現状の原油高は行き過ぎ。80~90ドルが適正水準《アフリカ・中東政情不安の影響/専門家に聞く》
--相対的に欧州の影響が大きいと。
従来から、テロ活動によって生産障害が激しいナイジェリアも欧州向けが多いし、リビアの原油も欧州向けが多い。北海油田自体も自然減衰で生産力が落ちており、欧州は相対的に打撃を受けやすくなっている。
08年はユーロ高の反動でドル安となり、ドル安だから原油高となった。そして、原油が高いから、米国の負担感が相対的に大きくなるからドル安ということで、ドル安と原油高のスパイラルが起こっていた。それが現状は、ユーロ安と原油高のスパイラルのような状況にある。欧州の債券安も同時に起こるようなことになれば、政策のハンドリングが難しくなるだろう。
--イランの軍艦がスエズ運河を通過して、イスラエルは挑発行為だと言っている。
やや挑発的な行動だろうが、イスラエルは非常に厳しい情勢に直面する可能性があるということで不安定さはある。反イスラエル的な政権がエジプトでもできる可能性もまだある。周りをアラブ諸国に囲まれているイスラエルとしては、手薄になっていたエジプト側の国境警備を増やす必要が出てくるだろう。(イスラム急進派の)ヒズボラに対して、イスラエルの方から先制攻撃を仕掛けるリスクも高まるだろうし、不安定化しやすくなる。

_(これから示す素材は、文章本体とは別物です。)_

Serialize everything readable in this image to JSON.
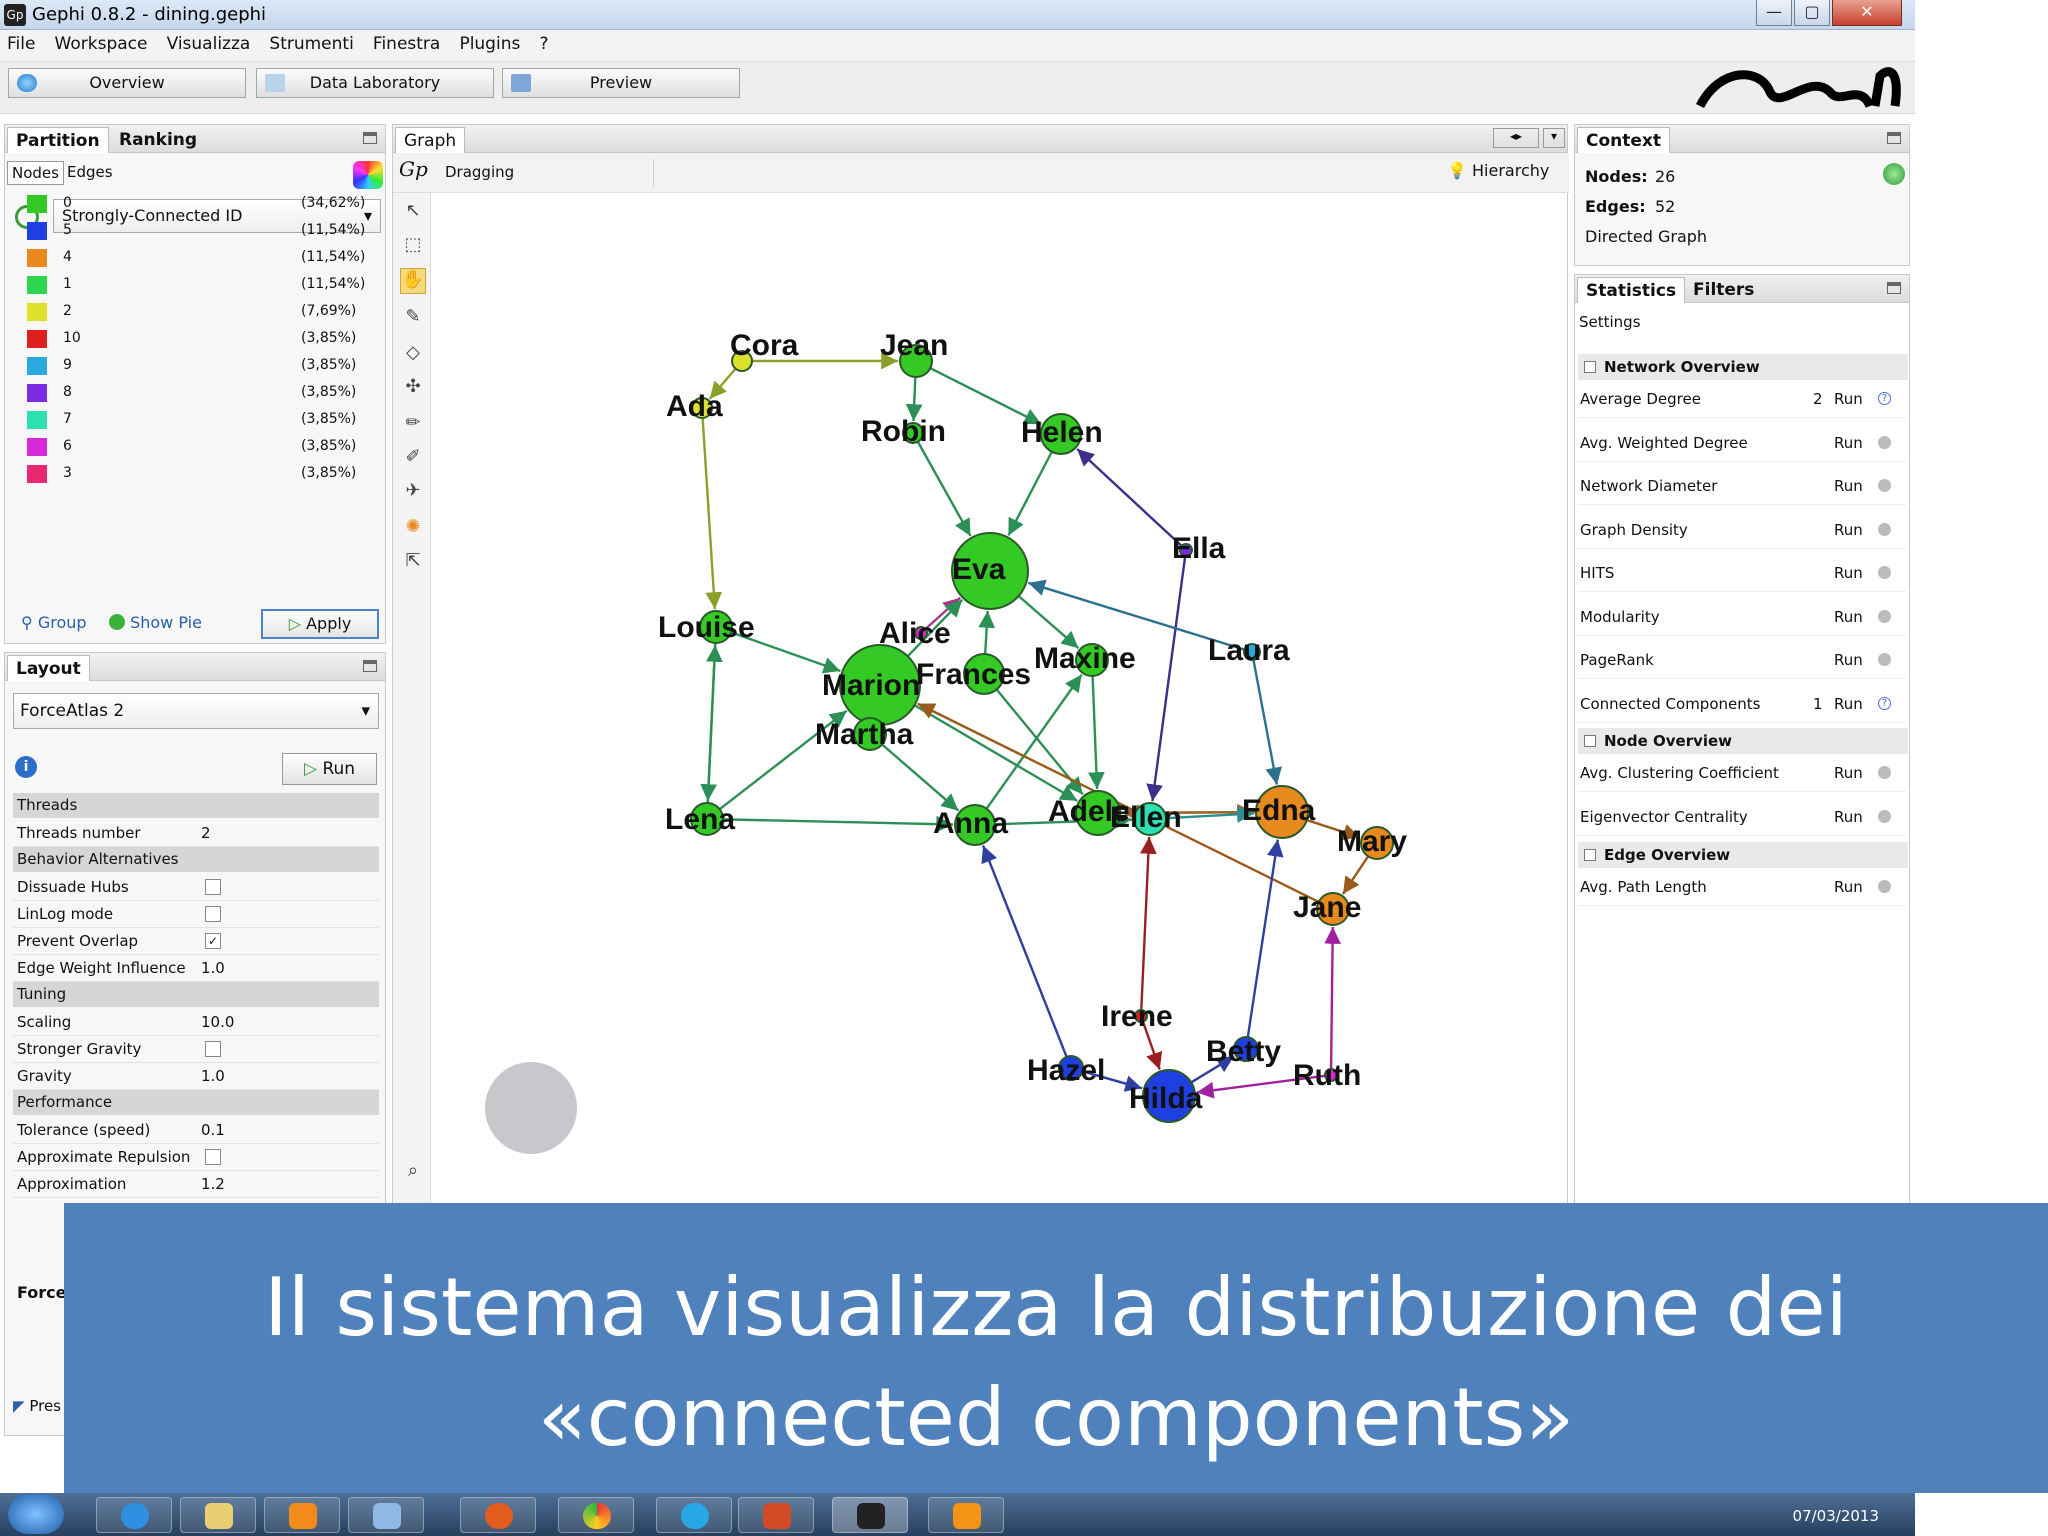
{
  "window": {
    "title": "Gephi 0.8.2 - dining.gephi",
    "close": "✕",
    "max": "▢",
    "min": "—"
  },
  "menu": [
    "File",
    "Workspace",
    "Visualizza",
    "Strumenti",
    "Finestra",
    "Plugins",
    "?"
  ],
  "modes": [
    {
      "label": "Overview"
    },
    {
      "label": "Data Laboratory"
    },
    {
      "label": "Preview"
    }
  ],
  "partition": {
    "tabs": [
      "Partition",
      "Ranking"
    ],
    "subtabs": [
      "Nodes",
      "Edges"
    ],
    "attribute": "Strongly-Connected ID",
    "legend": [
      {
        "label": "0",
        "pct": "(34,62%)",
        "color": "#34c924"
      },
      {
        "label": "5",
        "pct": "(11,54%)",
        "color": "#1f3fe0"
      },
      {
        "label": "4",
        "pct": "(11,54%)",
        "color": "#e8891e"
      },
      {
        "label": "1",
        "pct": "(11,54%)",
        "color": "#2ed650"
      },
      {
        "label": "2",
        "pct": "(7,69%)",
        "color": "#dde12b"
      },
      {
        "label": "10",
        "pct": "(3,85%)",
        "color": "#e0201f"
      },
      {
        "label": "9",
        "pct": "(3,85%)",
        "color": "#2aa8e0"
      },
      {
        "label": "8",
        "pct": "(3,85%)",
        "color": "#7a2de0"
      },
      {
        "label": "7",
        "pct": "(3,85%)",
        "color": "#2ee0b0"
      },
      {
        "label": "6",
        "pct": "(3,85%)",
        "color": "#d829d8"
      },
      {
        "label": "3",
        "pct": "(3,85%)",
        "color": "#e82870"
      }
    ],
    "group": "Group",
    "show_pie": "Show Pie",
    "apply": "Apply"
  },
  "layout": {
    "tab": "Layout",
    "algorithm": "ForceAtlas 2",
    "run": "Run",
    "sections": [
      {
        "name": "Threads",
        "rows": [
          {
            "k": "Threads number",
            "v": "2"
          }
        ]
      },
      {
        "name": "Behavior Alternatives",
        "rows": [
          {
            "k": "Dissuade Hubs",
            "cb": ""
          },
          {
            "k": "LinLog mode",
            "cb": ""
          },
          {
            "k": "Prevent Overlap",
            "cb": "✓"
          },
          {
            "k": "Edge Weight Influence",
            "v": "1.0"
          }
        ]
      },
      {
        "name": "Tuning",
        "rows": [
          {
            "k": "Scaling",
            "v": "10.0"
          },
          {
            "k": "Stronger Gravity",
            "cb": ""
          },
          {
            "k": "Gravity",
            "v": "1.0"
          }
        ]
      },
      {
        "name": "Performance",
        "rows": [
          {
            "k": "Tolerance (speed)",
            "v": "0.1"
          },
          {
            "k": "Approximate Repulsion",
            "cb": ""
          },
          {
            "k": "Approximation",
            "v": "1.2"
          }
        ]
      }
    ],
    "footer_label": "Force",
    "presets": "Pres"
  },
  "graph": {
    "tab": "Graph",
    "mode": "Dragging",
    "hierarchy": "Hierarchy",
    "nodes": [
      {
        "id": "Cora",
        "c": "#dde12b",
        "r": 10
      },
      {
        "id": "Jean",
        "c": "#34c924",
        "r": 16
      },
      {
        "id": "Ada",
        "c": "#dde12b",
        "r": 10
      },
      {
        "id": "Robin",
        "c": "#34c924",
        "r": 10
      },
      {
        "id": "Helen",
        "c": "#34c924",
        "r": 20
      },
      {
        "id": "Ella",
        "c": "#7a2de0",
        "r": 6
      },
      {
        "id": "Eva",
        "c": "#34c924",
        "r": 38
      },
      {
        "id": "Louise",
        "c": "#34c924",
        "r": 16
      },
      {
        "id": "Alice",
        "c": "#d829d8",
        "r": 6
      },
      {
        "id": "Marion",
        "c": "#34c924",
        "r": 40
      },
      {
        "id": "Frances",
        "c": "#34c924",
        "r": 20
      },
      {
        "id": "Maxine",
        "c": "#34c924",
        "r": 16
      },
      {
        "id": "Laura",
        "c": "#2aa8e0",
        "r": 8
      },
      {
        "id": "Lena",
        "c": "#34c924",
        "r": 16
      },
      {
        "id": "Martha",
        "c": "#34c924",
        "r": 16
      },
      {
        "id": "Adele",
        "c": "#34c924",
        "r": 22
      },
      {
        "id": "Edna",
        "c": "#e8891e",
        "r": 26
      },
      {
        "id": "Anna",
        "c": "#34c924",
        "r": 20
      },
      {
        "id": "Ellen",
        "c": "#2ee0b0",
        "r": 16
      },
      {
        "id": "Mary",
        "c": "#e8891e",
        "r": 16
      },
      {
        "id": "Jane",
        "c": "#e8891e",
        "r": 16
      },
      {
        "id": "Irene",
        "c": "#e0201f",
        "r": 6
      },
      {
        "id": "Betty",
        "c": "#1f3fe0",
        "r": 12
      },
      {
        "id": "Hazel",
        "c": "#1f3fe0",
        "r": 12
      },
      {
        "id": "Hilda",
        "c": "#1f3fe0",
        "r": 26
      },
      {
        "id": "Ruth",
        "c": "#d829d8",
        "r": 6
      }
    ],
    "edges": [
      [
        "Cora",
        "Jean",
        "#8aa02a"
      ],
      [
        "Cora",
        "Ada",
        "#8aa02a"
      ],
      [
        "Ada",
        "Louise",
        "#8aa02a"
      ],
      [
        "Jean",
        "Robin",
        "#2c8f55"
      ],
      [
        "Jean",
        "Helen",
        "#2c8f55"
      ],
      [
        "Robin",
        "Eva",
        "#2c8f55"
      ],
      [
        "Helen",
        "Eva",
        "#2c8f55"
      ],
      [
        "Ella",
        "Helen",
        "#3a2f8a"
      ],
      [
        "Ella",
        "Ellen",
        "#3a2f8a"
      ],
      [
        "Louise",
        "Marion",
        "#2c8f55"
      ],
      [
        "Louise",
        "Lena",
        "#2c8f55"
      ],
      [
        "Lena",
        "Louise",
        "#2c8f55"
      ],
      [
        "Lena",
        "Marion",
        "#2c8f55"
      ],
      [
        "Lena",
        "Anna",
        "#2c8f55"
      ],
      [
        "Alice",
        "Eva",
        "#a33a8a"
      ],
      [
        "Marion",
        "Eva",
        "#2c8f55"
      ],
      [
        "Marion",
        "Martha",
        "#2c8f55"
      ],
      [
        "Marion",
        "Adele",
        "#2c8f55"
      ],
      [
        "Frances",
        "Eva",
        "#2c8f55"
      ],
      [
        "Frances",
        "Adele",
        "#2c8f55"
      ],
      [
        "Eva",
        "Maxine",
        "#2c8f55"
      ],
      [
        "Maxine",
        "Adele",
        "#2c8f55"
      ],
      [
        "Laura",
        "Eva",
        "#2c6f8f"
      ],
      [
        "Laura",
        "Edna",
        "#2c6f8f"
      ],
      [
        "Martha",
        "Anna",
        "#2c8f55"
      ],
      [
        "Anna",
        "Maxine",
        "#2c8f55"
      ],
      [
        "Anna",
        "Ellen",
        "#2c8f55"
      ],
      [
        "Adele",
        "Edna",
        "#a0672a"
      ],
      [
        "Edna",
        "Adele",
        "#a0672a"
      ],
      [
        "Ellen",
        "Edna",
        "#2c8f8f"
      ],
      [
        "Edna",
        "Mary",
        "#9a5a1a"
      ],
      [
        "Mary",
        "Jane",
        "#9a5a1a"
      ],
      [
        "Jane",
        "Marion",
        "#9a5a1a"
      ],
      [
        "Irene",
        "Ellen",
        "#9a2020"
      ],
      [
        "Irene",
        "Hilda",
        "#9a2020"
      ],
      [
        "Betty",
        "Edna",
        "#2f3fa0"
      ],
      [
        "Hilda",
        "Betty",
        "#2f3fa0"
      ],
      [
        "Hazel",
        "Anna",
        "#2f3fa0"
      ],
      [
        "Hazel",
        "Hilda",
        "#2f3fa0"
      ],
      [
        "Ruth",
        "Jane",
        "#a020a0"
      ],
      [
        "Ruth",
        "Hilda",
        "#a020a0"
      ]
    ]
  },
  "context": {
    "tab": "Context",
    "nodes_label": "Nodes:",
    "nodes_value": "26",
    "edges_label": "Edges:",
    "edges_value": "52",
    "graph_type": "Directed Graph"
  },
  "statistics": {
    "tabs": [
      "Statistics",
      "Filters"
    ],
    "settings": "Settings",
    "network_overview": "Network Overview",
    "network": [
      {
        "k": "Average Degree",
        "val": "2",
        "run": "Run",
        "done": true
      },
      {
        "k": "Avg. Weighted Degree",
        "val": "",
        "run": "Run",
        "done": false
      },
      {
        "k": "Network Diameter",
        "val": "",
        "run": "Run",
        "done": false
      },
      {
        "k": "Graph Density",
        "val": "",
        "run": "Run",
        "done": false
      },
      {
        "k": "HITS",
        "val": "",
        "run": "Run",
        "done": false
      },
      {
        "k": "Modularity",
        "val": "",
        "run": "Run",
        "done": false
      },
      {
        "k": "PageRank",
        "val": "",
        "run": "Run",
        "done": false
      },
      {
        "k": "Connected Components",
        "val": "1",
        "run": "Run",
        "done": true
      }
    ],
    "node_overview": "Node Overview",
    "node": [
      {
        "k": "Avg. Clustering Coefficient",
        "val": "",
        "run": "Run",
        "done": false
      },
      {
        "k": "Eigenvector Centrality",
        "val": "",
        "run": "Run",
        "done": false
      }
    ],
    "edge_overview": "Edge Overview",
    "edge": [
      {
        "k": "Avg. Path Length",
        "val": "",
        "run": "Run",
        "done": false
      }
    ]
  },
  "overlay": {
    "text": "Il sistema visualizza la distribuzione dei «connected components»"
  },
  "taskbar": {
    "clock": "07/03/2013"
  }
}
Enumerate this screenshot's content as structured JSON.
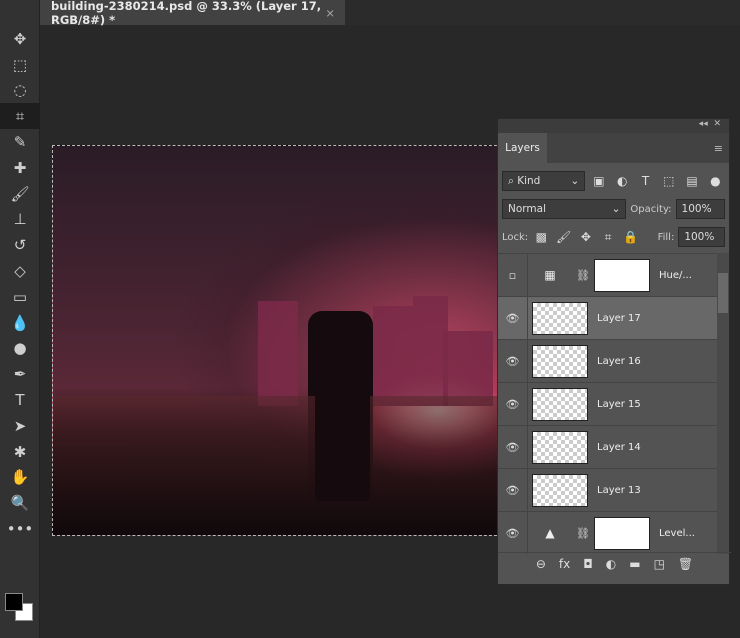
{
  "document_tab": {
    "title": "building-2380214.psd @ 33.3% (Layer 17, RGB/8#) *",
    "close": "×"
  },
  "tools": [
    {
      "name": "move",
      "glyph": "✥"
    },
    {
      "name": "marquee",
      "glyph": "⬚"
    },
    {
      "name": "lasso",
      "glyph": "◌"
    },
    {
      "name": "crop",
      "glyph": "⌗"
    },
    {
      "name": "eyedropper",
      "glyph": "✎"
    },
    {
      "name": "healing",
      "glyph": "✚"
    },
    {
      "name": "brush",
      "glyph": "🖌"
    },
    {
      "name": "stamp",
      "glyph": "⊥"
    },
    {
      "name": "history-brush",
      "glyph": "↺"
    },
    {
      "name": "eraser",
      "glyph": "◇"
    },
    {
      "name": "gradient",
      "glyph": "▭"
    },
    {
      "name": "blur",
      "glyph": "💧"
    },
    {
      "name": "dodge",
      "glyph": "●"
    },
    {
      "name": "pen",
      "glyph": "✒"
    },
    {
      "name": "type",
      "glyph": "T"
    },
    {
      "name": "path-select",
      "glyph": "➤"
    },
    {
      "name": "shape",
      "glyph": "✱"
    },
    {
      "name": "hand",
      "glyph": "✋"
    },
    {
      "name": "zoom",
      "glyph": "🔍"
    },
    {
      "name": "more",
      "glyph": "•••"
    }
  ],
  "panel": {
    "collapse": "◂◂",
    "close": "✕",
    "tab": "Layers",
    "menu": "≡",
    "filter": {
      "label": "Kind",
      "icon": "search-icon"
    },
    "blend_mode": "Normal",
    "opacity_label": "Opacity:",
    "opacity": "100%",
    "lock_label": "Lock:",
    "fill_label": "Fill:",
    "fill": "100%",
    "layers": [
      {
        "name": "Hue/...",
        "type": "adjustment",
        "visible": false,
        "adj_glyph": "▦"
      },
      {
        "name": "Layer 17",
        "type": "pixel",
        "visible": true,
        "active": true
      },
      {
        "name": "Layer 16",
        "type": "pixel",
        "visible": true
      },
      {
        "name": "Layer 15",
        "type": "pixel",
        "visible": true
      },
      {
        "name": "Layer 14",
        "type": "pixel",
        "visible": true
      },
      {
        "name": "Layer 13",
        "type": "pixel",
        "visible": true
      },
      {
        "name": "Level...",
        "type": "adjustment",
        "visible": true,
        "adj_glyph": "▲"
      }
    ],
    "footer": [
      "⊖",
      "fx",
      "◘",
      "◐",
      "▬",
      "◳",
      "🗑"
    ]
  }
}
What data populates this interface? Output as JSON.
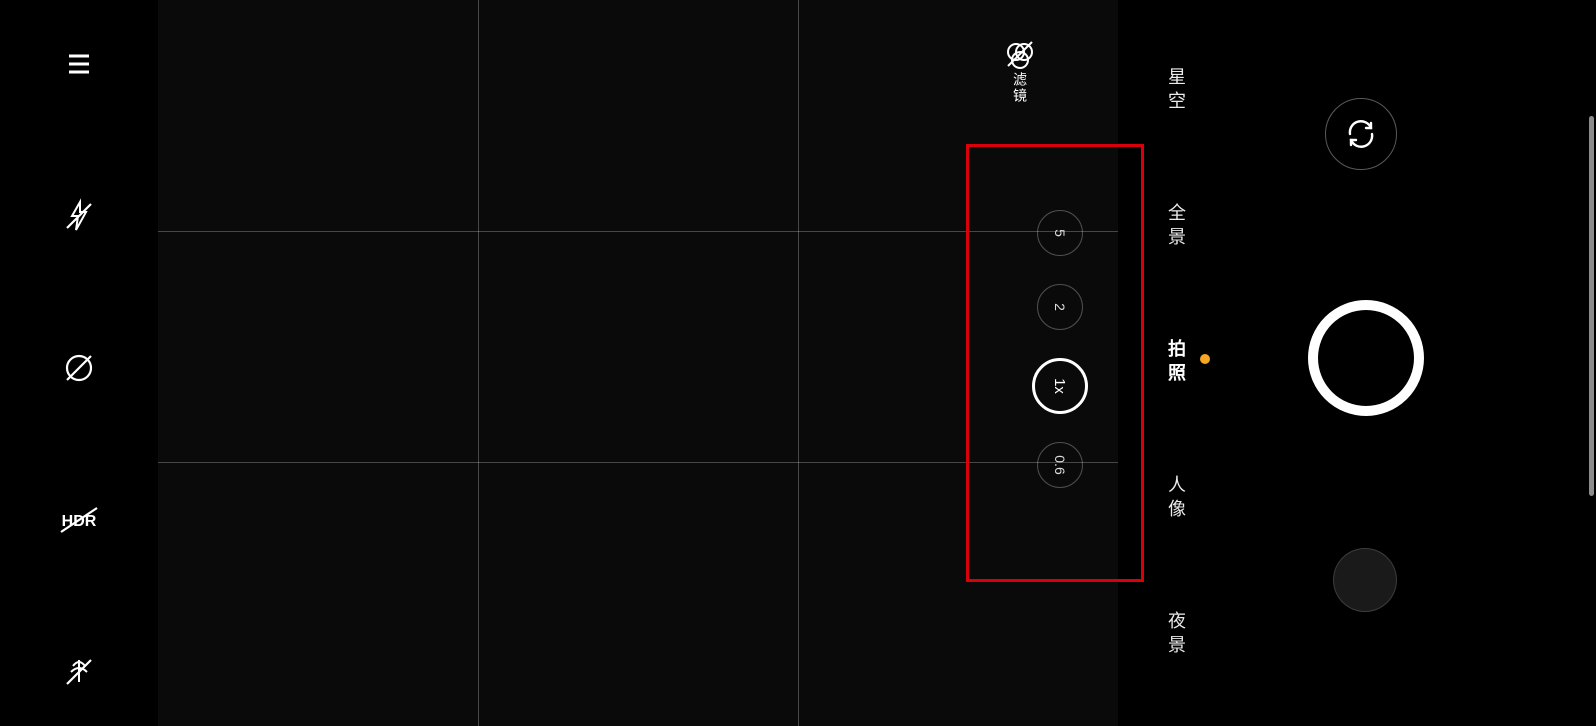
{
  "filter": {
    "label": "滤镜"
  },
  "zoom": {
    "levels": [
      "5",
      "2",
      "1x",
      "0.6"
    ],
    "active_index": 2
  },
  "modes": {
    "items": [
      "星空",
      "全景",
      "拍照",
      "人像",
      "夜景"
    ],
    "active_index": 2
  },
  "icons": {
    "menu": "menu-icon",
    "flash_off": "flash-off-icon",
    "auto_enhance_off": "auto-enhance-off-icon",
    "hdr_off": "hdr-off-icon",
    "macro_off": "macro-off-icon",
    "filter": "filter-icon",
    "switch_camera": "switch-camera-icon"
  }
}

--中国など新興国の需要がどこまで原油高に影響しているのか。足元での新興国のインフレ懸念や金融引き締めの影響は。
基本的に、先進国の原油需要は増えない。むしろ減っていくだろう。一方で、新興国の原油需要は毎年、増加を続ける。具合が悪いのは、新興国の石油の値段は硬直的で、市場との連動が緩いこと。国際的な原油価格が上がったからといって、国内のガソリンや軽油の値段が十分上がりにくい現状があり、需要が減りにくい。世界的な供給が減る懸念が高まって価格が高騰しても、需要の抑制がされにくければ、価格がより上がりやすいバイアスが働く。これが若干、供給懸念のときにはリスクファクターになる。
一方で、価格が高騰したときの反作用も大きい。補助金などによる国内の石油価格の抑制もいつまでも続けることはできないし、結局は国際市況並みに価格を上げざるをえない。そうなると、エネルギー効率が先進国より悪いだけに、先進国以上の物価上昇圧力を感じざるをえず、不況圧力も高まる。